Bert och bacillerna
- Author: Anders Jacobsson and Sören Olsson
- Illustrator: Sonja Härdin
- Language: Swedish
- Series: Bert
- Genre: Diary, Children's, Youth
- Set in: fictional town of Öreskoga, Sweden
- Published: 1997
- Publication place: Sweden

= Bert och bacillerna =

1997 novel by Anders Jacobsson and Sören Olsson

Bert och bacillerna (Bert and the bacilli) is a diary-style novel, written by Anders Jacobsson and Sören Olsson and originally published in 1997. It tells the story of Bert Ljung from 7 November to 31 December the year he turns 12 during the autumn term in 5th grade at his school in Sweden.

==Book cover==
The book cover depicts Bert lying sick in bed in his untidy room, while bacilli are seen in the air.

==Plot==
Bert fears getting sick for Christmas. Lill-Erik and Åke celebrate their birthdays, while in December Bert's school class holds a Saint Lucy procession, and a floorball tournament. On the third of Advent Bert goes to church with his grandmother. Bert is still together with Nadja, but he thinks she thinks too much of her violin.

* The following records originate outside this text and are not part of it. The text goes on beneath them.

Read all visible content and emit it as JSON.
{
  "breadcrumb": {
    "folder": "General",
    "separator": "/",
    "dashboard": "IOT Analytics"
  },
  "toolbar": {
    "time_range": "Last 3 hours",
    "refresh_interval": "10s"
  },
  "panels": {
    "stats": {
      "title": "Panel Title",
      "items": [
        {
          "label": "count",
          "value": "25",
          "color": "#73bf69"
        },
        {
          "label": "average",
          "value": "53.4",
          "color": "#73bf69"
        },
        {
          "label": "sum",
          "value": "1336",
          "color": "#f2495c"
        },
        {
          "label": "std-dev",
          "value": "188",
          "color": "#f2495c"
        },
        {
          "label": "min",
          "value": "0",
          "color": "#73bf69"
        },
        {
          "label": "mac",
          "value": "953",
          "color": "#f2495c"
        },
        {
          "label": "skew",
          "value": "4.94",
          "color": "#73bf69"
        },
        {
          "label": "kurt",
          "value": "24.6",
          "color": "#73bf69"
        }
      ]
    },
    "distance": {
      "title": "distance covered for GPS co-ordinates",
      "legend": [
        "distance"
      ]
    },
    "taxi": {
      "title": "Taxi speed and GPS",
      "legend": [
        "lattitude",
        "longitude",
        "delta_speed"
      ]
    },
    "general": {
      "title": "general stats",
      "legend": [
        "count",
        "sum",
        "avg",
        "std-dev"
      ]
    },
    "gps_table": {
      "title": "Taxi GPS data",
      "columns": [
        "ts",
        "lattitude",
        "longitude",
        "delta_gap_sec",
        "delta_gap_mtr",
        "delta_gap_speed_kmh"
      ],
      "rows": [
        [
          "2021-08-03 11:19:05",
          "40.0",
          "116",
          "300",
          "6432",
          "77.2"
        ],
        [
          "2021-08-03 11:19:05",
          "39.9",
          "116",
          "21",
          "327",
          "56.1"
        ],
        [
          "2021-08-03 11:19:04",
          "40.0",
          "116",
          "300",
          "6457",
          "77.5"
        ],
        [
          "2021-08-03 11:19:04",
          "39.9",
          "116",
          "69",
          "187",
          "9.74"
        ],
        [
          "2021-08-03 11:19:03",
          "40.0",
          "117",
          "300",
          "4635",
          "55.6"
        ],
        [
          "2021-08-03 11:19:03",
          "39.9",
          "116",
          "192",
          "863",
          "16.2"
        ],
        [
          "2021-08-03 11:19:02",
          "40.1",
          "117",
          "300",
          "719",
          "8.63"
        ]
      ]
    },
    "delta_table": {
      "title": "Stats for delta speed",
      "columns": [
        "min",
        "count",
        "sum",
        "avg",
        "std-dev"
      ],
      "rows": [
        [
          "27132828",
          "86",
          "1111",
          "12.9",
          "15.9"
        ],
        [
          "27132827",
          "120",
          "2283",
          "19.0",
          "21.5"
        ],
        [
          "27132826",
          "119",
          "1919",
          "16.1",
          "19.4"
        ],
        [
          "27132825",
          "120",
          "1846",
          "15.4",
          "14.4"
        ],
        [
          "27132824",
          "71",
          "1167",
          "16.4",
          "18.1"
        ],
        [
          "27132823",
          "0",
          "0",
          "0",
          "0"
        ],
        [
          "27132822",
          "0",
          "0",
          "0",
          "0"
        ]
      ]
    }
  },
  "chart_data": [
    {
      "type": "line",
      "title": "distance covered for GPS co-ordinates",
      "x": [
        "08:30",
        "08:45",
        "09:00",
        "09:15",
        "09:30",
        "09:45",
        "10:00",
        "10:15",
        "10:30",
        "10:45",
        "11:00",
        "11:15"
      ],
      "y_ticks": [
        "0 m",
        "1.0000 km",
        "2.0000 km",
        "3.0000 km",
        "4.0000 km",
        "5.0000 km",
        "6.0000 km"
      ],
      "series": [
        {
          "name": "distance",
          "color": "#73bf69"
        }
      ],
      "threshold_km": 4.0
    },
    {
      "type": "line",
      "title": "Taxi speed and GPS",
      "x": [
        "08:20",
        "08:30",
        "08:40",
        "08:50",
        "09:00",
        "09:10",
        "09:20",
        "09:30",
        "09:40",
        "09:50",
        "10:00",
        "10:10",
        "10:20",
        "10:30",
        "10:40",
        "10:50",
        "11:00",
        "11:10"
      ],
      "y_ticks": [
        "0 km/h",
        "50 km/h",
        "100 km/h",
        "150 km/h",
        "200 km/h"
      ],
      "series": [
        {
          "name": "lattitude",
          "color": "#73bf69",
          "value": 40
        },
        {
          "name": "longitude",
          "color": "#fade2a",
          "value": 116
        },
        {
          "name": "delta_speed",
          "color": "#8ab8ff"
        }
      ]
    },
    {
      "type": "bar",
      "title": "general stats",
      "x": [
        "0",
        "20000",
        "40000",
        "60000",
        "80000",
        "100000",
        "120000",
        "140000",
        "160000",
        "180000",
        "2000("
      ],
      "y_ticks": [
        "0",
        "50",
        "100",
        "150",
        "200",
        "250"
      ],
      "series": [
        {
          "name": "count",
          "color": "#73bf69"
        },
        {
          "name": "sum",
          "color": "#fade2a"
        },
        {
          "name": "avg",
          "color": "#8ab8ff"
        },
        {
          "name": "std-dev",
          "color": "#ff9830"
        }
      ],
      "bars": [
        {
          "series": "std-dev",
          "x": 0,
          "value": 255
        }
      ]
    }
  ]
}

At school, Bert's schoolteacher falls and breaks her neck. She is taken away by the ambulance, and Bert hopes the temporary teacher will be a girl from the United States in a swimsuit, but instead it is a man named Håkan Kelinus. They call him Adolf. Bert calls him Terrormannen (Terror man), and believes that he was the one who shot Olof Palme.

During Christmas break, Åke travels to the Canary Islands. Bert gets healthy for Christmas, and his uncle Jan from New York City comes for a visit. Bert gets a train trip in a smoke-free compartment to visit his cousins in Bollnäs.

On 27 December Bert closes with the lines "Tack och hej – smörgåspastej". On 31 December he closes with the lines "Tack och hej – leverpastej", which become the standard closing lines for the books Berts första, vidare and ytterligare betraktelser as well as the TV series, as well as becoming characteristic for the entire Bert Universe.